Lilien Lab
Department of Computer Science
Centre for Cellular and Biomolecular Research
University of Toronto

The database is constructed using the following steps:
  1. The latest PDB release is filtered using the annotation provided from the PDBsum database. The following complexes are selected: structure determination by X-ray crystallography with resolution better than 2 angstrom; at least one chain is longer than 50 amino-acids; the bound ligand is correctly annotated as HETATOM.

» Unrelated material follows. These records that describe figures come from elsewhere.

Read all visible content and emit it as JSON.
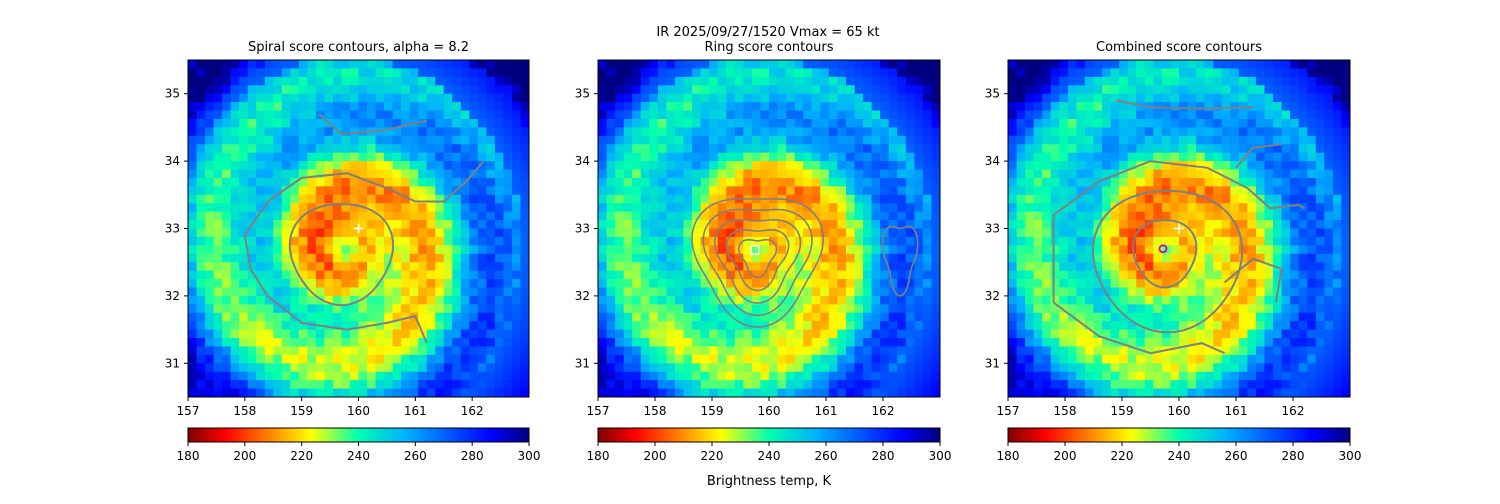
{
  "suptitle": {
    "line1": "IR  2025/09/27/1520    Vmax = 65 kt"
  },
  "colorbar_label": "Brightness temp, K",
  "colors": {
    "contour": "#808080",
    "center_marker": "#ffffff",
    "ring_marker": "#ffffff",
    "combined_marker": "#cc00cc"
  },
  "chart_data": [
    {
      "type": "heatmap",
      "title": "Spiral score contours, alpha =  8.2",
      "xlim": [
        157,
        163
      ],
      "ylim": [
        30.5,
        35.5
      ],
      "x_ticks": [
        "157",
        "158",
        "159",
        "160",
        "161",
        "162"
      ],
      "y_ticks": [
        "31",
        "32",
        "33",
        "34",
        "35"
      ],
      "colorbar": {
        "min": 180,
        "max": 300,
        "ticks": [
          "180",
          "200",
          "220",
          "240",
          "260",
          "280",
          "300"
        ],
        "colormap": "jet_r"
      },
      "storm_center": [
        160,
        33
      ],
      "markers": [
        {
          "symbol": "+",
          "lon": 160.0,
          "lat": 33.0
        }
      ],
      "contours": "spiral"
    },
    {
      "type": "heatmap",
      "title": "Ring score contours",
      "xlim": [
        157,
        163
      ],
      "ylim": [
        30.5,
        35.5
      ],
      "x_ticks": [
        "157",
        "158",
        "159",
        "160",
        "161",
        "162"
      ],
      "y_ticks": [
        "31",
        "32",
        "33",
        "34",
        "35"
      ],
      "colorbar": {
        "min": 180,
        "max": 300,
        "ticks": [
          "180",
          "200",
          "220",
          "240",
          "260",
          "280",
          "300"
        ],
        "colormap": "jet_r"
      },
      "storm_center": [
        160,
        33
      ],
      "markers": [
        {
          "symbol": "square",
          "lon": 159.75,
          "lat": 32.68
        }
      ],
      "contours": "ring"
    },
    {
      "type": "heatmap",
      "title": "Combined score contours",
      "xlim": [
        157,
        163
      ],
      "ylim": [
        30.5,
        35.5
      ],
      "x_ticks": [
        "157",
        "158",
        "159",
        "160",
        "161",
        "162"
      ],
      "y_ticks": [
        "31",
        "32",
        "33",
        "34",
        "35"
      ],
      "colorbar": {
        "min": 180,
        "max": 300,
        "ticks": [
          "180",
          "200",
          "220",
          "240",
          "260",
          "280",
          "300"
        ],
        "colormap": "jet_r"
      },
      "storm_center": [
        160,
        33
      ],
      "markers": [
        {
          "symbol": "+",
          "lon": 160.0,
          "lat": 33.0
        },
        {
          "symbol": "circle",
          "lon": 159.72,
          "lat": 32.7
        }
      ],
      "contours": "combined"
    }
  ]
}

  2. Remove ligands with less than 7 (or 13) heavy atoms or with molecular weight greater than 800 Dalton.
  3. Remove ligands that are covalently bound to the target protein. In case of multiple ligands, retain the non-covalent ligands.
  4. Calculate pairwise sequence similarity between all pairs of proteins (bl2seq). Calculate the pair-wise Tanimoto coefficient of the Daylight fingerprints between all pairs of ligands.
  5. Construct similarity matrices (protein vs. protein and ligand vs. ligand) and convert them into binary matrices using a 25% sequence similarity threshold for proteins and a 0.85 Tanimoto coefficient threshold for ligands.
  6. Multiply the protein and ligand similarity matrices (dot product).
  7. Construct a graph in which every vertex corresponds a complex and an edge between two nodes exists if the similarity between the corresponding complexes is higher than the threshold (i.e. there is a '1' in the corresponding entry of the binary similarity matrix).
  8. Select a maximal set of nodes (complexes) such that no two nodes in the set have a connecting edge. That is, select the maximal set of complexes where no two selected complexes are considered similar.
At the Downloads page we provide non-redundant lists combining the following parameters:
  • 7 and 13 minimal number of heavy atoms (see Step 2).
  • 25%, 50% and 90% protein sequence identity (see Step 5).
  • 0.85 and 0.7 Tanimoto coefficient fingerprints similarity (see Step 5).
Additional files: We separate all complexes used for the non-redundant selection (step 8 above) into two files. One file contains the protein structure without the bound ligands in a PDB format. The second file contains all non-covalently bound ligands in a SDF format.